Being my first experience with the series, I had to get caught up on the central conceit. That conceit is that the series is being told in flashback from the perspective of Ted Mosby (Josh Radnor) telling his kids how he met their mother, who has yet to be introduced. None other than Bob Saget does the voiceover. Okay, moving along.
The series focuses on five friends in their twenties, living in New York, and dealing with their jobs and each other. Ted is dating Robin (Cobie Smulders), who is not the mother of the future, Marshall (Jason Segel) is dating Lilly (Alyson Hannigan), and then there is the womanizing Barney (Neil Patrick Harris).

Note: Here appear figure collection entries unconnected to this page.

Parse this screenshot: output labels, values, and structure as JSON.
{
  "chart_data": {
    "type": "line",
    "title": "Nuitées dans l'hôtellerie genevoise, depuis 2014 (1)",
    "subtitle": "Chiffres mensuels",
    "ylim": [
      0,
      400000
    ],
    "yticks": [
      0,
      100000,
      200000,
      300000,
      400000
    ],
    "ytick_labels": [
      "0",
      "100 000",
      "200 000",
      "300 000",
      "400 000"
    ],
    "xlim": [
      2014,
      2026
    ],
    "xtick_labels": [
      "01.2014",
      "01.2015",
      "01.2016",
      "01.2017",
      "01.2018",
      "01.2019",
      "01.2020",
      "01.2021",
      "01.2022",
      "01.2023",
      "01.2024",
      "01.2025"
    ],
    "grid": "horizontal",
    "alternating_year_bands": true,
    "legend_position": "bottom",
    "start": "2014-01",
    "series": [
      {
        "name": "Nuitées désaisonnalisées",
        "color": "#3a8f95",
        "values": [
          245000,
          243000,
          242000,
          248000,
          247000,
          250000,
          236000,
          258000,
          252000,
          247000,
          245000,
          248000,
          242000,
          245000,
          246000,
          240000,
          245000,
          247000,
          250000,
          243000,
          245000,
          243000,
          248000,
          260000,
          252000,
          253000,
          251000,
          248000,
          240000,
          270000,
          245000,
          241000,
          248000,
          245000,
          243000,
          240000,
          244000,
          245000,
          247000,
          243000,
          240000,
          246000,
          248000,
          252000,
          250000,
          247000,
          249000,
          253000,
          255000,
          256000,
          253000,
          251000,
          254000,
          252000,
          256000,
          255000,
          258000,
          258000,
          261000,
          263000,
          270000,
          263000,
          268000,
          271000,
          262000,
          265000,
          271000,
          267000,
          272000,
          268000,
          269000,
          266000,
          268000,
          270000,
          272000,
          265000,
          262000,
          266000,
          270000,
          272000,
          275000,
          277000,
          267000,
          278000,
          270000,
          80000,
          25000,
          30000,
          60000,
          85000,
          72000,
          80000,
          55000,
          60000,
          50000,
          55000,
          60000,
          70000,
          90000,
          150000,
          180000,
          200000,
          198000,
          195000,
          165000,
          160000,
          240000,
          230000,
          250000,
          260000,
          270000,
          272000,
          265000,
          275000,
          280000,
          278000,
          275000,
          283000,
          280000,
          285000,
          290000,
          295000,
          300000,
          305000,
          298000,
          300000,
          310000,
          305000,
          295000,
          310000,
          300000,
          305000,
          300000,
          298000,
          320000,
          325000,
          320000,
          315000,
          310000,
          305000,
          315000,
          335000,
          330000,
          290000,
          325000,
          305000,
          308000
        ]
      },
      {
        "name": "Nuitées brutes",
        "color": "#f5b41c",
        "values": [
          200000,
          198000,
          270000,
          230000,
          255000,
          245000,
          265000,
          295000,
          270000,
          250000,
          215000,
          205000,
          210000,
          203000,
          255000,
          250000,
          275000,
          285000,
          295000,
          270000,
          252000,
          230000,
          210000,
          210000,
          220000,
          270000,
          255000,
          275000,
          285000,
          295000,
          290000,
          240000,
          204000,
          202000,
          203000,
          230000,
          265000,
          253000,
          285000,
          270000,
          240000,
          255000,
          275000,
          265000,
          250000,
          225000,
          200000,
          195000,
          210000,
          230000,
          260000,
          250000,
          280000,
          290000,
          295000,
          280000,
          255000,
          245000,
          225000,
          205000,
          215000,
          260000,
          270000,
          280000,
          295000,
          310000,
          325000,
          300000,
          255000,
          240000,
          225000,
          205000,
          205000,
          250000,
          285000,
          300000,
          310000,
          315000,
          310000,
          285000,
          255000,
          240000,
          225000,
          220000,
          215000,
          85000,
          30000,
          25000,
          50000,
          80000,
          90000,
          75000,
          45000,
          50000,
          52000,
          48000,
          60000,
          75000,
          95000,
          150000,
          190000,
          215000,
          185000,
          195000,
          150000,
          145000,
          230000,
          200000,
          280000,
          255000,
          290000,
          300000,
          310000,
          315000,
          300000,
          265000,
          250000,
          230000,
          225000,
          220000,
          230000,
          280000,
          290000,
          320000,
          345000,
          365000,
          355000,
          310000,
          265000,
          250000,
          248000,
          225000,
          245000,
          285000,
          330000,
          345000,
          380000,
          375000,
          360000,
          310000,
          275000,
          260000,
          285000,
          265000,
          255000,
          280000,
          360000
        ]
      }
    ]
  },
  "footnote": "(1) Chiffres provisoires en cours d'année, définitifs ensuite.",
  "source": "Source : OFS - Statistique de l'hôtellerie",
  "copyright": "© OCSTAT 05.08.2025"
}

Together they are quite the ensemble.
The second season picks up with Ted and Robin as a couple (I read that season one had him in pursuit of her), and Marshall and Lilly broken up when she left New York to be an artist in San Francisco. Those threads carry the weight throughout this season, while leaving room for plenty of laughs and one-offs that allow sitcoms to be easily digestible entertainment.
As for this season, there are plenty of fun episodes. There are the episodes where Barney gets a new nickname, Marshall "dates" another single guy, Lilly kidnaps Christmas, and plenty others. I was really surprised by how much fun the series is.
Any show that can make me laugh out loud is a good one in my book. Plus, it has Buffy's Alyson Hannigan, which is always a good thing.
Audio/Video. The tech side of the disk is fine. The video is presented in anamorphic widescreen and features good color, deep blacks, and no artifacts. Audio is Dolby Digitial 5.1 and sounds fine, sitcoms are not terribly taxing for an audio system.
Extras. There is a nice selection of extras spread across the three-disk set.
- Commentaries. There are seven tracks spread across the set with a variety of participants including Bob Saget, Neil Patrick Harris, Jason Segel, Alyson Hannigan, and series creator Carter Bays.
- Robin Sparkles Video. One episode reveals Robin to have been a teen Canadian pop star; here is her gloriously awful music video.
- Gag Reel. This runs for about ten minutes and features your standard collection of goofed lines and fun on the set.
- How We Make Your Mother. A look at how an episode was made, focusing on the script and the read through.
- Deleted Scenes. A few funny snips from the season.
Bottom line. What a surprise this turned out to be. I cannot tell you how enjoyable it is to find something that is really good in the unlikeliest of places. The cast clicks, their chemistry is first rate, and the laughs are undeniable. Do yourself a favor, if you are like me and have avoided this series — rent it, buy it, borrow it, and try to prove me wrong.